Swedish entrepreneur and business executive (born 1965)

Ola Rollén is a Swedish entrepreneur and businessman. He retired as CEO of Hexagon AB, a global technology firm on December 31, 2022.

== Early life and education ==
Rollén was born in Stockholm in 1965. He earned an undergraduate degree in finance and economics from Stockholm University in 1989.

== Career ==
After graduation, Rollén began his  career at Stora AB in 1989 and later joined AB Kanthal in 1990.

In 1996, Ola Rollén became president of Kanthal. Two years later he changed jobs and became vice president at Avesta Sheffield. In 1999, he became CEO of Sandvik Stål (now Sandvik Materials Technology) in Sandviken.

The following year, Rollén was recruited by Melker Schörling to be CEO of Hexagon, which was then a conglomerate with limited growth prospects.
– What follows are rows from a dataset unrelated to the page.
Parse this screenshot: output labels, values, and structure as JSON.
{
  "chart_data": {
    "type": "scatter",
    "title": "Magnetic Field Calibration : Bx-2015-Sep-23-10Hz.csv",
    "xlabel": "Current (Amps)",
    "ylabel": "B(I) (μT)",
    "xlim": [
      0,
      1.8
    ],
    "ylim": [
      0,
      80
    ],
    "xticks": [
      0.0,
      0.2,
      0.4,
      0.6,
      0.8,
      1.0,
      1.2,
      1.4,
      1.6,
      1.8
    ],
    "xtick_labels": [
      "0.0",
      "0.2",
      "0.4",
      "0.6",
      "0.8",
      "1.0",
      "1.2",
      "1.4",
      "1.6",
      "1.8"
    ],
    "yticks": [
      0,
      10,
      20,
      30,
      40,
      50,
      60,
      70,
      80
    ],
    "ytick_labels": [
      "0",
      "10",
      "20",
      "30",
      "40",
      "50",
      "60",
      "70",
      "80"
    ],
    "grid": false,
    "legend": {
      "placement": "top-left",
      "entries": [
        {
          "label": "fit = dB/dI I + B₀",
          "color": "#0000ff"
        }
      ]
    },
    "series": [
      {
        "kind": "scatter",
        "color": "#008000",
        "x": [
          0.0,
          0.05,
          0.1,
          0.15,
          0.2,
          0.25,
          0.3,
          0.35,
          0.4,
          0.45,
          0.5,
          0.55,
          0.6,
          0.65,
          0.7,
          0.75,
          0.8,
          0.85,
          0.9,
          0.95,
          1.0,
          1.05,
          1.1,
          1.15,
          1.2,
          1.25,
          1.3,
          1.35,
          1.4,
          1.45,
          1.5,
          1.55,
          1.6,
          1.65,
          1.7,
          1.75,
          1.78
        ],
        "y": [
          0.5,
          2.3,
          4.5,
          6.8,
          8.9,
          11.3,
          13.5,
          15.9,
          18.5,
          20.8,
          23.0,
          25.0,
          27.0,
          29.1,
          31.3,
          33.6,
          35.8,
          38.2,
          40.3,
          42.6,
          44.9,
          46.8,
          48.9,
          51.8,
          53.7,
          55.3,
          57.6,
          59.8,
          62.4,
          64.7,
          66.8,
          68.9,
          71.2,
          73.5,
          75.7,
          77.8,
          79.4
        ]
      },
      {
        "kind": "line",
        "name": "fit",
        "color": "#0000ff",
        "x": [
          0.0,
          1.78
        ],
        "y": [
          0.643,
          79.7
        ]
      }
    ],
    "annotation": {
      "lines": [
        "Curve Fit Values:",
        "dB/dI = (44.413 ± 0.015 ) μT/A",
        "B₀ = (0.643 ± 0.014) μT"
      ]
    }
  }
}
Under Rollén's leadership, Hexagon expanded internationally through the acquisition of Brown & Sharpe, Leica Geosystems, Intergraph, and MSC Software to become a leader in advanced measurement technology. Hexagon has acquired more than 200 companies during Rollén's years as CEO, while balancing the company's portfolio with hardware and software products.
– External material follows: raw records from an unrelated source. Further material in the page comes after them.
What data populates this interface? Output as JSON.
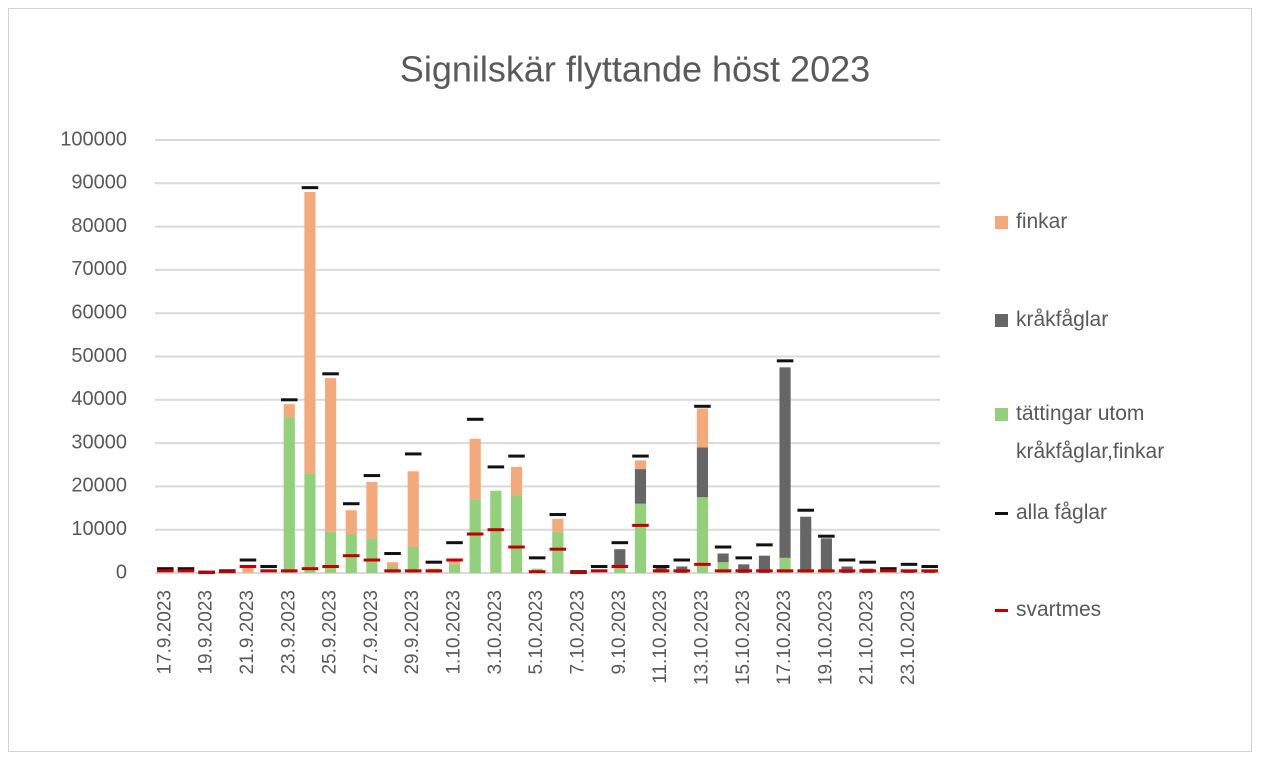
{
  "chart_data": {
    "type": "bar",
    "stacked": true,
    "title": "Signilskär flyttande höst 2023",
    "categories": [
      "17.9.2023",
      null,
      "19.9.2023",
      null,
      "21.9.2023",
      null,
      "23.9.2023",
      null,
      "25.9.2023",
      null,
      "27.9.2023",
      null,
      "29.9.2023",
      null,
      "1.10.2023",
      null,
      "3.10.2023",
      null,
      "5.10.2023",
      null,
      "7.10.2023",
      null,
      "9.10.2023",
      null,
      "11.10.2023",
      null,
      "13.10.2023",
      null,
      "15.10.2023",
      null,
      "17.10.2023",
      null,
      "19.10.2023",
      null,
      "21.10.2023",
      null,
      "23.10.2023",
      null
    ],
    "ylim": [
      0,
      100000
    ],
    "yticks": [
      0,
      10000,
      20000,
      30000,
      40000,
      50000,
      60000,
      70000,
      80000,
      90000,
      100000
    ],
    "grid": true,
    "legend": "right",
    "series": [
      {
        "name": "finkar",
        "type": "bar",
        "color": "#f4a97a",
        "values": [
          0,
          0,
          0,
          0,
          1500,
          0,
          3000,
          65000,
          35500,
          5500,
          13000,
          1000,
          17500,
          0,
          1000,
          14000,
          0,
          6500,
          0,
          3000,
          0,
          0,
          0,
          2000,
          0,
          0,
          9000,
          0,
          0,
          0,
          0,
          0,
          0,
          0,
          0,
          0,
          0,
          0
        ]
      },
      {
        "name": "kråkfåglar",
        "type": "bar",
        "color": "#666666",
        "values": [
          0,
          0,
          0,
          0,
          0,
          0,
          0,
          0,
          0,
          0,
          0,
          0,
          0,
          0,
          0,
          0,
          0,
          0,
          0,
          0,
          0,
          0,
          4000,
          8000,
          1000,
          1500,
          11500,
          2000,
          2000,
          4000,
          44000,
          12500,
          7500,
          1500,
          1000,
          0,
          500,
          500
        ]
      },
      {
        "name": "tättingar utom kråkfåglar,finkar",
        "type": "bar",
        "color": "#92d07a",
        "values": [
          0,
          0,
          0,
          0,
          0,
          0,
          36000,
          23000,
          9500,
          9000,
          8000,
          1500,
          6000,
          1000,
          2000,
          17000,
          19000,
          18000,
          1000,
          9500,
          0,
          0,
          1500,
          16000,
          500,
          0,
          17500,
          2500,
          0,
          0,
          3500,
          500,
          500,
          0,
          0,
          0,
          0,
          0
        ]
      },
      {
        "name": "alla fåglar",
        "type": "marker",
        "color": "#111111",
        "values": [
          1000,
          1000,
          200,
          500,
          3000,
          1500,
          40000,
          89000,
          46000,
          16000,
          22500,
          4500,
          27500,
          2500,
          7000,
          35500,
          24500,
          27000,
          3500,
          13500,
          300,
          1500,
          7000,
          27000,
          1500,
          3000,
          38500,
          6000,
          3500,
          6500,
          49000,
          14500,
          8500,
          3000,
          2500,
          1000,
          2000,
          1500
        ]
      },
      {
        "name": "svartmes",
        "type": "marker",
        "color": "#c00000",
        "values": [
          500,
          500,
          100,
          300,
          1500,
          500,
          500,
          1000,
          1500,
          4000,
          3000,
          500,
          500,
          500,
          3000,
          9000,
          10000,
          6000,
          300,
          5500,
          100,
          500,
          1500,
          11000,
          500,
          500,
          2000,
          500,
          500,
          500,
          500,
          500,
          500,
          500,
          500,
          500,
          500,
          500
        ]
      }
    ]
  }
}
Hexagon also managed to create a successful Rubber compounding business Hexpol that was distributed to Hexagons shareholders in 2008 via an IPO on the Stockholm Stock Exchange.
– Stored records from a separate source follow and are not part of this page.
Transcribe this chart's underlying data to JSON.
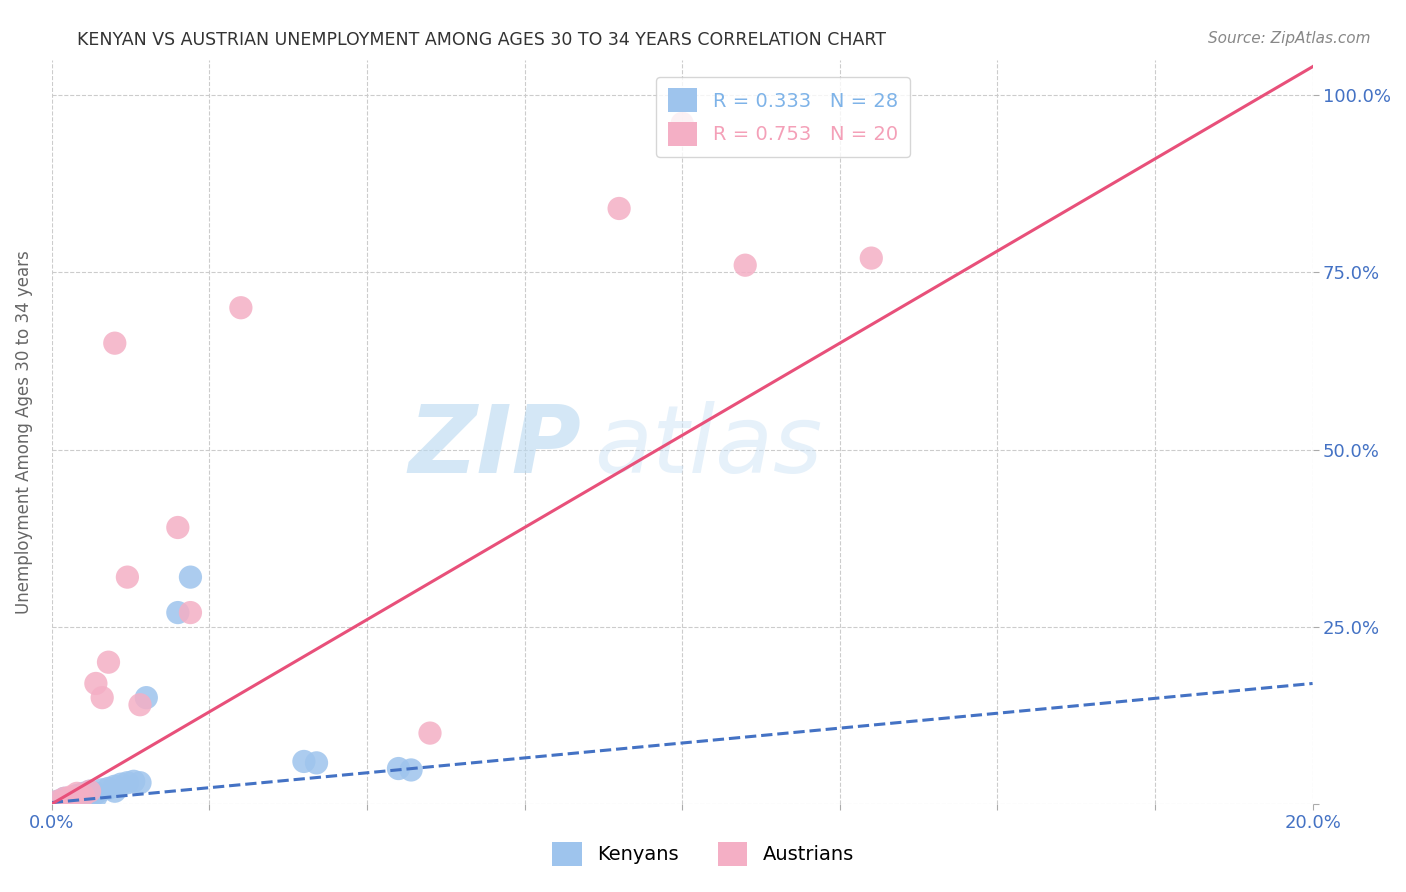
{
  "title": "KENYAN VS AUSTRIAN UNEMPLOYMENT AMONG AGES 30 TO 34 YEARS CORRELATION CHART",
  "source": "Source: ZipAtlas.com",
  "ylabel": "Unemployment Among Ages 30 to 34 years",
  "xmin": 0.0,
  "xmax": 0.2,
  "ymin": 0.0,
  "ymax": 1.05,
  "x_ticks": [
    0.0,
    0.025,
    0.05,
    0.075,
    0.1,
    0.125,
    0.15,
    0.175,
    0.2
  ],
  "x_tick_labels": [
    "0.0%",
    "",
    "",
    "",
    "",
    "",
    "",
    "",
    "20.0%"
  ],
  "y_ticks": [
    0.0,
    0.25,
    0.5,
    0.75,
    1.0
  ],
  "y_tick_labels": [
    "",
    "25.0%",
    "50.0%",
    "75.0%",
    "100.0%"
  ],
  "legend_entries": [
    {
      "label": "R = 0.333   N = 28",
      "color": "#7eb3e8"
    },
    {
      "label": "R = 0.753   N = 20",
      "color": "#f4a0b8"
    }
  ],
  "legend_labels_bottom": [
    "Kenyans",
    "Austrians"
  ],
  "kenyan_color": "#9ec4ed",
  "austrian_color": "#f4afc5",
  "kenyan_line_color": "#4472c4",
  "austrian_line_color": "#e8507a",
  "watermark_zip": "ZIP",
  "watermark_atlas": "atlas",
  "kenyan_points": [
    [
      0.001,
      0.004
    ],
    [
      0.002,
      0.005
    ],
    [
      0.002,
      0.008
    ],
    [
      0.003,
      0.003
    ],
    [
      0.003,
      0.006
    ],
    [
      0.004,
      0.01
    ],
    [
      0.004,
      0.012
    ],
    [
      0.005,
      0.008
    ],
    [
      0.005,
      0.015
    ],
    [
      0.006,
      0.012
    ],
    [
      0.006,
      0.018
    ],
    [
      0.007,
      0.01
    ],
    [
      0.007,
      0.015
    ],
    [
      0.008,
      0.02
    ],
    [
      0.009,
      0.022
    ],
    [
      0.01,
      0.018
    ],
    [
      0.01,
      0.025
    ],
    [
      0.011,
      0.028
    ],
    [
      0.012,
      0.03
    ],
    [
      0.013,
      0.032
    ],
    [
      0.014,
      0.03
    ],
    [
      0.015,
      0.15
    ],
    [
      0.02,
      0.27
    ],
    [
      0.022,
      0.32
    ],
    [
      0.04,
      0.06
    ],
    [
      0.042,
      0.058
    ],
    [
      0.055,
      0.05
    ],
    [
      0.057,
      0.048
    ]
  ],
  "austrian_points": [
    [
      0.001,
      0.004
    ],
    [
      0.002,
      0.008
    ],
    [
      0.003,
      0.01
    ],
    [
      0.004,
      0.015
    ],
    [
      0.005,
      0.012
    ],
    [
      0.006,
      0.018
    ],
    [
      0.007,
      0.17
    ],
    [
      0.008,
      0.15
    ],
    [
      0.009,
      0.2
    ],
    [
      0.01,
      0.65
    ],
    [
      0.012,
      0.32
    ],
    [
      0.014,
      0.14
    ],
    [
      0.02,
      0.39
    ],
    [
      0.022,
      0.27
    ],
    [
      0.03,
      0.7
    ],
    [
      0.06,
      0.1
    ],
    [
      0.09,
      0.84
    ],
    [
      0.1,
      0.96
    ],
    [
      0.11,
      0.76
    ],
    [
      0.13,
      0.77
    ]
  ],
  "kenyan_trend_x": [
    0.0,
    0.2
  ],
  "kenyan_trend_y": [
    0.002,
    0.17
  ],
  "austrian_trend_x": [
    0.0,
    0.2
  ],
  "austrian_trend_y": [
    0.0,
    1.04
  ],
  "background_color": "#ffffff",
  "grid_color": "#cccccc",
  "title_color": "#333333",
  "axis_label_color": "#666666",
  "tick_label_color": "#4472c4"
}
In 2015, Rollén sold half of his shares in Hexagon to form the investment company Greenbridge Partners, which as of October 2015 owned 20% of Norwegian Next Biometrics. Melker Schörling, then chairman of Hexagon's Board of Directors, supported and invested in this new venture.

He has been named to the Harvard Business Review's “Best-Performing CEOs” list several times.

== Accusations of insider trading ==
In 2016, Rollén was accused of insider trading in Norway for buying shares in Next Biometrics in October 2015 on behalf of Greenbridge Partners, a transaction which did not involve Hexagon. He was prosecuted by the Norwegian economic crime authority (Økokrim) and acquitted by The Oslo City Court in a unanimous verdict announced 10 January 2018. Following Økokrim's appeal of the acquittal, Rollén was acquitted for a second time, this time by the Borgarting Court of Appeal (Borgarting lagmannsrett), rejecting all charges of insider trading. The second acquittal verdict was announced 26 June 2019. The prosecutor in the case stated that they will not challenge the verdict, making the acquittal final.